Document Type : Research Articles
Department of Microbiology, College of Medicine, Imam Abdulrahman Bin Faisal University (IAU), Dammam, Saudi Arabia.
Department of Pathology, College of Medicine, Imam Abdulrahman Bin Faisal University (IAU), Dammam, Saudi Arabia.
Breast Division, Department of Surgery, College of Medicine, Imam Abdulrahman Bin Faisal University (IAU), Dammam, Saudi Arabia.

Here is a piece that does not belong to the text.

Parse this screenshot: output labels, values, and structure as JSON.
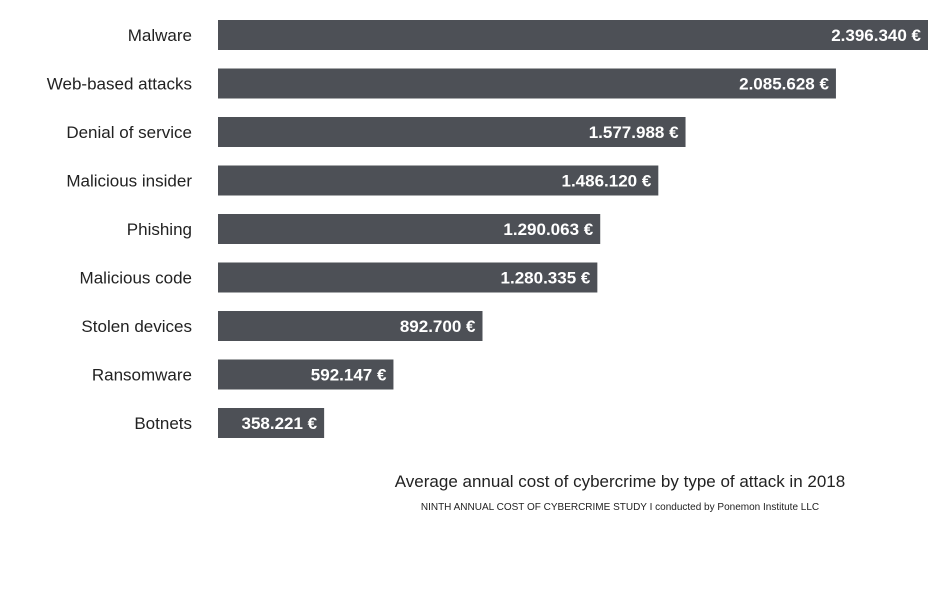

Background: Genetic mutations and polymorphisms play an important role in the transformation of primary cells to malignant cells as it may lead to disturbance of vital pathways regulating cell cycle, DNA damage repair, and apoptosis. In this study, we genotyped single nucleotide polymorphisms (SNPs) which were predicted to affect certain pathways and to increase the risk of breast cancer. Methods: The study included 81 Saudi breast cancer patients and 100 matching healthy controls from the Eastern Province in Saudi Arabia. The following SNPs (rs3168891, rs2899849, rs2230394, rs2229714) were then genotyped by TaqMan genotyping assay and the allele and genotype distribution was compared. Results: The minor allele frequency of the following SNPs (rs3168891, rs2899849, rs2230394, rs2229714) was T=0.17, A=0.28, A=0.22, and G=0.16 respectively. The G allele of the SNP rs3168891 was significantly associated with increased breast cancer risk (P = 0.00001) while the T allele of the same locus was associated with reduced risk of breast cancer in both heterozygous and homozygous states. The T allele of SNP rs2229714 which is located in the RPS6KA1 gene was also significantly associated with the increased risk of breast cancer. However, the rs2899849 SNP located in the Integrin beta-1 (ITGB1) gene was not associated with the increased risk of breast cancer in our study population. Haplotype analysis revealed the presence of three risk haplotypes that increases the risk of breast cancer (TGGT, TGTA, GATA). Conclusion: We showed that three, previously untested, SNPs are associated with increased risk of breast cancer in our population. This may be added to the list of factors involved in breast cancer risk assessment studies. The benefit and the utility of the in-silico prediction of disease risk factors and their genetic association had been demonstrated in this study, yet the predicted risk alleles have to be tested in clinical studies.